Although renewable energy sources are becoming more and more available, it is unlikely that we will stay completely away from petroleum products. Items such as gasoline, kerosene, diesel, engine oil, paint solvent, and lighter fluid are all derived from petroleum and must be stored in a secure place to keep others safe. If you have pets in your home, it is especially important to keep these volatile chemicals away from them. Pets do not know that it is harmful and can be easily poisoned if they inhale or ingest these products.
The Risk of Gasoline Poisoning in Pets
Gasoline is composed of hazardous compounds such as benzene, toluene, and xylene. Pets may contact gasoline by licking or sniffing open containers. Gasoline can be easily vaporized, and your pet can be poisoned by simply inhaling it. Furthermore, pets can ingest gasoline spilled when used in equipment such as lawn mowers, edge trimmers and snow blowers.
If a pet encounters gasoline through their skin or eyes, they may experience redness and irritation. In addition, large exposures to the skin can be very painful. If gasoline is ingested, it may cause stomach upset and aspiration pneumonia, which can be potentially life-threatening. Respiratory difficulties and coughing may occur and require immediate veterinary care. Inhalation of gasoline fumes can cause severe depression, difficulty walking, and other neurologic symptoms.

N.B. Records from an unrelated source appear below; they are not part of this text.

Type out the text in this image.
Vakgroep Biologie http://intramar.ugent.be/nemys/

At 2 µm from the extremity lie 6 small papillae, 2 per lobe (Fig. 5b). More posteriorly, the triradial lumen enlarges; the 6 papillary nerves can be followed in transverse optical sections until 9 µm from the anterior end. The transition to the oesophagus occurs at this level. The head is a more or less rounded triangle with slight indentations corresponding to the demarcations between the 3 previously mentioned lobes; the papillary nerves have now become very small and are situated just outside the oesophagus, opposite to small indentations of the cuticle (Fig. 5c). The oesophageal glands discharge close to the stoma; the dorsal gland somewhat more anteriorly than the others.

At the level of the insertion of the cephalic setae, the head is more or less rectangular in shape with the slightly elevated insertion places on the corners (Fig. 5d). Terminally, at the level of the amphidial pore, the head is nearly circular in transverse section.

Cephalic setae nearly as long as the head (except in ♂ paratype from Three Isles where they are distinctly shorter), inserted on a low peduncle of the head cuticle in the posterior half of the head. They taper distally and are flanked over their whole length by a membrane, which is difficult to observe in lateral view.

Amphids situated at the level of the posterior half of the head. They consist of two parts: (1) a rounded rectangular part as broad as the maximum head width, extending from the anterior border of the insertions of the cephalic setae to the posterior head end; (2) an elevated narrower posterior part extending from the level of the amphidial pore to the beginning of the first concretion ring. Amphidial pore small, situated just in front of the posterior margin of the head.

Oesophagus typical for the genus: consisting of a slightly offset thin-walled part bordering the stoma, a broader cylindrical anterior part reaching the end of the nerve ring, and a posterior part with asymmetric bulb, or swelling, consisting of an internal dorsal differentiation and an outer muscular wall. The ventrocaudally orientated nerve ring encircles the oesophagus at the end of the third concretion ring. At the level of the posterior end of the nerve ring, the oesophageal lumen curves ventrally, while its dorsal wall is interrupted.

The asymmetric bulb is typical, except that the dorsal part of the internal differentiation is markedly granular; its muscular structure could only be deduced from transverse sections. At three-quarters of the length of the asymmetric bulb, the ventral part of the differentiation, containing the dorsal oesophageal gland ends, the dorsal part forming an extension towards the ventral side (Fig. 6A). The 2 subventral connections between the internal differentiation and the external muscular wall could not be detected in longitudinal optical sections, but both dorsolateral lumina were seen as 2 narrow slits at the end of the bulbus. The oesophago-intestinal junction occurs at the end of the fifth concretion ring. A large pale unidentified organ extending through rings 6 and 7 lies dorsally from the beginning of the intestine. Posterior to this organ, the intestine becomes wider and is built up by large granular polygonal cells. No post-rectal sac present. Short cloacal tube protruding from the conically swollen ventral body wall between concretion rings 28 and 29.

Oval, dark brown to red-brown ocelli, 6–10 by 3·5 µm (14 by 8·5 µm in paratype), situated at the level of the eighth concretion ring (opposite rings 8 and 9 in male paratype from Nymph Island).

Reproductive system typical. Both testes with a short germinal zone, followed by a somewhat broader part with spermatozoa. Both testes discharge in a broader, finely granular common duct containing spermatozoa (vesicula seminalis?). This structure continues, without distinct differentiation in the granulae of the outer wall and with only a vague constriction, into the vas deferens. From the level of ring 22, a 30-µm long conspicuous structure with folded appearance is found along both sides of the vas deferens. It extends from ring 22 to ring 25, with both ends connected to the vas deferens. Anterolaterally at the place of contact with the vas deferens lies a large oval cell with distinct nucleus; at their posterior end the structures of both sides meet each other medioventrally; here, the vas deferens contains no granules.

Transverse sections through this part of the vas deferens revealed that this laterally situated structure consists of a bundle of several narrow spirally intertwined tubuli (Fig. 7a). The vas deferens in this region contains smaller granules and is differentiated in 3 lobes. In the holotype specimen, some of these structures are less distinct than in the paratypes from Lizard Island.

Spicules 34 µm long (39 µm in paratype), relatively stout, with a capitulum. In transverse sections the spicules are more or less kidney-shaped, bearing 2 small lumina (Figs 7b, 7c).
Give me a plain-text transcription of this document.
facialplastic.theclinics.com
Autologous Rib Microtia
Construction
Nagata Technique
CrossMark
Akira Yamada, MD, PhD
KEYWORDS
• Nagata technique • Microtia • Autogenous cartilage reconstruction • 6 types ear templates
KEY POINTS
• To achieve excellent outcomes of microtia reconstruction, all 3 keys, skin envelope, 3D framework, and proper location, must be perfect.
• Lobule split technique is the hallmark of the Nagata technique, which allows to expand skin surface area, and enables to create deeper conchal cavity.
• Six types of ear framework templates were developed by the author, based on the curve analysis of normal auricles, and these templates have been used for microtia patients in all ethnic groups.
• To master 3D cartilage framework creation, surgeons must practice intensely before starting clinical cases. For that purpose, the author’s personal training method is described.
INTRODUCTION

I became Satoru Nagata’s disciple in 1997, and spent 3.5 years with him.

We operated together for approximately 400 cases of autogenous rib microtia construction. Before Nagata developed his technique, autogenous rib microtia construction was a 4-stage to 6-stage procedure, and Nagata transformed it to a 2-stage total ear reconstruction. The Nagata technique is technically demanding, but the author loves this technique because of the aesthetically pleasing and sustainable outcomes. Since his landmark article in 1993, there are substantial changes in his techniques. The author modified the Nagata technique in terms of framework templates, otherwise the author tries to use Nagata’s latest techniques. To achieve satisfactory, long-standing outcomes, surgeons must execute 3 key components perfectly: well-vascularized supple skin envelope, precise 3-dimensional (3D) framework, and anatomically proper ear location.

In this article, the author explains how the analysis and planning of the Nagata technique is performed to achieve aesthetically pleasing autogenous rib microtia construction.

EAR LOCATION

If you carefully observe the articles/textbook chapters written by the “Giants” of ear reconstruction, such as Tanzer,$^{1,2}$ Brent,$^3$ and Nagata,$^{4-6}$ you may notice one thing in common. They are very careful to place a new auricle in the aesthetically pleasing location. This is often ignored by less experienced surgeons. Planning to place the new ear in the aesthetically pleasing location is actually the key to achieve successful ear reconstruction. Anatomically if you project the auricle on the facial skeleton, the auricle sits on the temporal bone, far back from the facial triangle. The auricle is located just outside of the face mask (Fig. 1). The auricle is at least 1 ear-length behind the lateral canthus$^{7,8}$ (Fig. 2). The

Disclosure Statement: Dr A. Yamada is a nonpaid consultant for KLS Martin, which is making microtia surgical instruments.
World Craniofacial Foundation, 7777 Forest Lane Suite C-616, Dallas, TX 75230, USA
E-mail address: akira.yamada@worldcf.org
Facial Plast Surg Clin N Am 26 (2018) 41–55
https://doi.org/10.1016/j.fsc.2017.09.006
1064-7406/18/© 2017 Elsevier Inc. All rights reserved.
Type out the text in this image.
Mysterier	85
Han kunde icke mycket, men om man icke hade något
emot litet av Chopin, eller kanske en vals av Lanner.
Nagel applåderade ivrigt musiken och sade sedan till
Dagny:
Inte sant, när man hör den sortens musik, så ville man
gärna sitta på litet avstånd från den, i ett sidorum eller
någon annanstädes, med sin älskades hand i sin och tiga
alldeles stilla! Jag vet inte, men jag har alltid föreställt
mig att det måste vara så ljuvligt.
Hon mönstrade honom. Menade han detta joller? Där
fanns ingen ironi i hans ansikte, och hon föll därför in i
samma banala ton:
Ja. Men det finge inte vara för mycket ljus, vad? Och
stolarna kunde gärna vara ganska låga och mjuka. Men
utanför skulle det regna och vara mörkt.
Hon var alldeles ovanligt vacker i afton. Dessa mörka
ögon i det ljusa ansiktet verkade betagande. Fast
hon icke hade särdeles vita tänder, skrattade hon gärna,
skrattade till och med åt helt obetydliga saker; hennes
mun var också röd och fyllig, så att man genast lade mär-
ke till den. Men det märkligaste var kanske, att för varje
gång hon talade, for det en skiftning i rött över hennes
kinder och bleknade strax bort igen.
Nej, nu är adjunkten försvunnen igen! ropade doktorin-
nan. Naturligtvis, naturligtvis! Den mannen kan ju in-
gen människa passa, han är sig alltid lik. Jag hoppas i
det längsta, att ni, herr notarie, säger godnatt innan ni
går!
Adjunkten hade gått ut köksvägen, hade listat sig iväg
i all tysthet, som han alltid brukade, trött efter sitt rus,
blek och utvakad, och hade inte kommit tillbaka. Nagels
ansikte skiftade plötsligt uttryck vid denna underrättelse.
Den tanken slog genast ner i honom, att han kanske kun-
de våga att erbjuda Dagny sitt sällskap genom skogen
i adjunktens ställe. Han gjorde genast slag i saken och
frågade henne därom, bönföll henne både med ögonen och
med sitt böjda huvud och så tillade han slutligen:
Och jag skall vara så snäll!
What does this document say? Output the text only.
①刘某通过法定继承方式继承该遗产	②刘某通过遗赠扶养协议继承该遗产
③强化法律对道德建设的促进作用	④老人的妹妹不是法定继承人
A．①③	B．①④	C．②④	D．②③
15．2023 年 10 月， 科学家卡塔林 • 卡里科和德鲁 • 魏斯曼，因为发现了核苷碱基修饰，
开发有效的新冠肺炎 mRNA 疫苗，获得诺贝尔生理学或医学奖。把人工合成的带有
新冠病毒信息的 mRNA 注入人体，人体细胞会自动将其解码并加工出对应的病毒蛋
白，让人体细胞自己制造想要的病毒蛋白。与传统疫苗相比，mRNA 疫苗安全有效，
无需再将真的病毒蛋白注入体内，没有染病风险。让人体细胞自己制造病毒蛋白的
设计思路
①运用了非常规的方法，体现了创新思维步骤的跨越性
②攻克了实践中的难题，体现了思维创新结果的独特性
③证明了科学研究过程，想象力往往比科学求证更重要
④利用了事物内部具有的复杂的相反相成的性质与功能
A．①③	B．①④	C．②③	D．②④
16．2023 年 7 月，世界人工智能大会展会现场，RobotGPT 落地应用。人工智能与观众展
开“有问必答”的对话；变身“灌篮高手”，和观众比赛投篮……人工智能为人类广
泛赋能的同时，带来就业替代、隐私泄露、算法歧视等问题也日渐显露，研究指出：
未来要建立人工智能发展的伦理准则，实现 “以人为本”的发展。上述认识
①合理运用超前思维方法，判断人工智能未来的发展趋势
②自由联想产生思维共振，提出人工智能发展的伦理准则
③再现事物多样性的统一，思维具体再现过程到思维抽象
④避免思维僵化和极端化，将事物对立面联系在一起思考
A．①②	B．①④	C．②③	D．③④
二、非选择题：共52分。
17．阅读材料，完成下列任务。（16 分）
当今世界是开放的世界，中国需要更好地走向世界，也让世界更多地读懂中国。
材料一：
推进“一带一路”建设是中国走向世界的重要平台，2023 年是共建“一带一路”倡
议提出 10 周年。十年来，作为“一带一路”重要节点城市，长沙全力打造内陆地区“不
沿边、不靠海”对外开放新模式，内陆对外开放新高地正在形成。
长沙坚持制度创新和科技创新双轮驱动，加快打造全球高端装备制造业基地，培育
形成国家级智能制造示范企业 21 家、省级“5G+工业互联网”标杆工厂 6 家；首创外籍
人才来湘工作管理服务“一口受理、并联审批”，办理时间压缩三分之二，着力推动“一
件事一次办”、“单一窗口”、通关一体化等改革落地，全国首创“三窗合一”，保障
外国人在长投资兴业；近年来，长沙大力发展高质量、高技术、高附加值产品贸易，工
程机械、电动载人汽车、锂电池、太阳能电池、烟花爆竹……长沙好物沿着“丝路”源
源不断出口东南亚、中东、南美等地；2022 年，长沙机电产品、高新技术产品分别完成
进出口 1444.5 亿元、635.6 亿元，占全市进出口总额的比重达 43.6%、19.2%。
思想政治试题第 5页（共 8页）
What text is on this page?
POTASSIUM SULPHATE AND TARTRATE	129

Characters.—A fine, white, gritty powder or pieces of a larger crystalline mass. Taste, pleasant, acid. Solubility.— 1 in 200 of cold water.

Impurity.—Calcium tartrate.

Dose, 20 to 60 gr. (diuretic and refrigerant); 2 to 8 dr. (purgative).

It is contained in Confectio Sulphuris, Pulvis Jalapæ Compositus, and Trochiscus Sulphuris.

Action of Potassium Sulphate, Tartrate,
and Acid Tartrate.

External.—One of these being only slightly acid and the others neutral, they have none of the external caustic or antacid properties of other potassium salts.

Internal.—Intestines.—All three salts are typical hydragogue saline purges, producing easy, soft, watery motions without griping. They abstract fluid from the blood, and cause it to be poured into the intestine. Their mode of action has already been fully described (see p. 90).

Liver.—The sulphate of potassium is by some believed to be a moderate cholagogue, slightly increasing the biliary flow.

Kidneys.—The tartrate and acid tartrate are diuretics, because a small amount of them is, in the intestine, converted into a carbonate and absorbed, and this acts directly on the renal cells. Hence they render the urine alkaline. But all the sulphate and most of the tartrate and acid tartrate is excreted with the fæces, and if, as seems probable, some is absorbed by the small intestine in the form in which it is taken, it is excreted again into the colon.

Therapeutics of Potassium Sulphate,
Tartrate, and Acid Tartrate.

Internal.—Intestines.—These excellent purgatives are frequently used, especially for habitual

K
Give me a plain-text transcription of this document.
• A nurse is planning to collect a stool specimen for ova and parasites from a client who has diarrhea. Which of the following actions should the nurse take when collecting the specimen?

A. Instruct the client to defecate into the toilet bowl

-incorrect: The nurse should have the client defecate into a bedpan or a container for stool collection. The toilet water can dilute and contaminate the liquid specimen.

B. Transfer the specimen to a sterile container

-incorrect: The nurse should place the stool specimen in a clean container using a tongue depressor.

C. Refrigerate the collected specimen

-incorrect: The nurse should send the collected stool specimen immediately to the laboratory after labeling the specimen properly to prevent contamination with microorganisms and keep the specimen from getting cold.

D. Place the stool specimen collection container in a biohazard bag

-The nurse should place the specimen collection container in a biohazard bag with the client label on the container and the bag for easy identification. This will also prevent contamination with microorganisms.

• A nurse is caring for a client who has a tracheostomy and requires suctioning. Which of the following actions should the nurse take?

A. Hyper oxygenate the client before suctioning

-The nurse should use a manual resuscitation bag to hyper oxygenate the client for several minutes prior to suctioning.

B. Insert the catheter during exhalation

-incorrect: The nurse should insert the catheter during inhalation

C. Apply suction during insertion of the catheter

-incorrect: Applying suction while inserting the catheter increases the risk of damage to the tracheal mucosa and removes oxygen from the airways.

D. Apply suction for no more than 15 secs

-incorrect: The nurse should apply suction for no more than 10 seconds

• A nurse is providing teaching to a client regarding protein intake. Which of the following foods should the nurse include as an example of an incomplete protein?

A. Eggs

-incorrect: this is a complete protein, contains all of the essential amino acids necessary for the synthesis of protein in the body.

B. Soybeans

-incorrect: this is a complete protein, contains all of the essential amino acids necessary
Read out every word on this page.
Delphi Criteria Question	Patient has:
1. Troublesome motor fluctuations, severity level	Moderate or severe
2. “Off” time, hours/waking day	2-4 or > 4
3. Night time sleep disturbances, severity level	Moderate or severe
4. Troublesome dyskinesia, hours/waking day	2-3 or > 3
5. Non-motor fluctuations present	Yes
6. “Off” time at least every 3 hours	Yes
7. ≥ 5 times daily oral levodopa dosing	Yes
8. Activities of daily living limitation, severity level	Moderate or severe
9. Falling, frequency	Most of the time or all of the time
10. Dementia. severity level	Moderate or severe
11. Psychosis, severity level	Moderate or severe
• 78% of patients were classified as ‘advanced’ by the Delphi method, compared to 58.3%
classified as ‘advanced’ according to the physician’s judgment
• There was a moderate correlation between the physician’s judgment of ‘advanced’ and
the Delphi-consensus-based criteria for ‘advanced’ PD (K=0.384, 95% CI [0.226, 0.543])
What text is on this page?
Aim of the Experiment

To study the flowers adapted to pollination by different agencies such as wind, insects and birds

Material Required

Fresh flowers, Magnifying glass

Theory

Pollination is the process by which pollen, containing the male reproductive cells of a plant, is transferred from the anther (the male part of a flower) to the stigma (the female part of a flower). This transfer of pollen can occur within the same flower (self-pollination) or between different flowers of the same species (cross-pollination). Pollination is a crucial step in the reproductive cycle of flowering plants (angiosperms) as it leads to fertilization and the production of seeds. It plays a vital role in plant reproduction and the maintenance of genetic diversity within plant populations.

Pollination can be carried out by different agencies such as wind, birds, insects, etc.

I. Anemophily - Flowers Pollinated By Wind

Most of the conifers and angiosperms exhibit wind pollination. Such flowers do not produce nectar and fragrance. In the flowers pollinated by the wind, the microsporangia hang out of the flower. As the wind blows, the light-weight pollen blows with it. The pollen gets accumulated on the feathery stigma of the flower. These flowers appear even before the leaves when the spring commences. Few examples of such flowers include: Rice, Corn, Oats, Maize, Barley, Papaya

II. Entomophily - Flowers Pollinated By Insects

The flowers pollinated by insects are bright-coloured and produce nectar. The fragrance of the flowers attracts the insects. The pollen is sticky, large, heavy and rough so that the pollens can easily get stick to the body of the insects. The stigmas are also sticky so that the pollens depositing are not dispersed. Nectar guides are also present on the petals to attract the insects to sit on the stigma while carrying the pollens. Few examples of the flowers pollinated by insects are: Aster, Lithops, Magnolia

Symptoms of Gasoline Poisoning
It is important to be aware of the signs and symptoms of gasoline poisoning, as they may not always be immediate. To avoid gasoline poisoning, keep your pet away from gasoline and other petroleum products. In the event that your pet does ingest a lethal quantity of gasoline, some of the immediate symptoms to look out for include:
- Skin irritation
- Eye irritation
- Difficult breathing
- Confusion and instability
Treatment for Gasoline Poisoning
In the case of a gasoline poisoning emergency, your veterinarian and Pet Poison Helpline® at (855) 764-7661 should be the first points of contact. Time is of the essence in these situations, so it is important to get your pet to an animal hospital or veterinary clinic as soon as possible. Given that gasoline is an oil product, inducing vomiting is not a viable treatment as it may lead to aspiration pneumonia. Treatment may include performing skin or eye decontamination by irrigating the affected areas to help remove gasoline and minimize inhalation of fumes and damage to the skin or eye tissue. If a pet has inhaled gasoline and is experiencing a respiratory condition, oxygen therapy may be needed to ensure adequate ventilation and aid in their recovery. It is so important to secure all gasoline products in a safe place and away from pets to avoid any big accidents.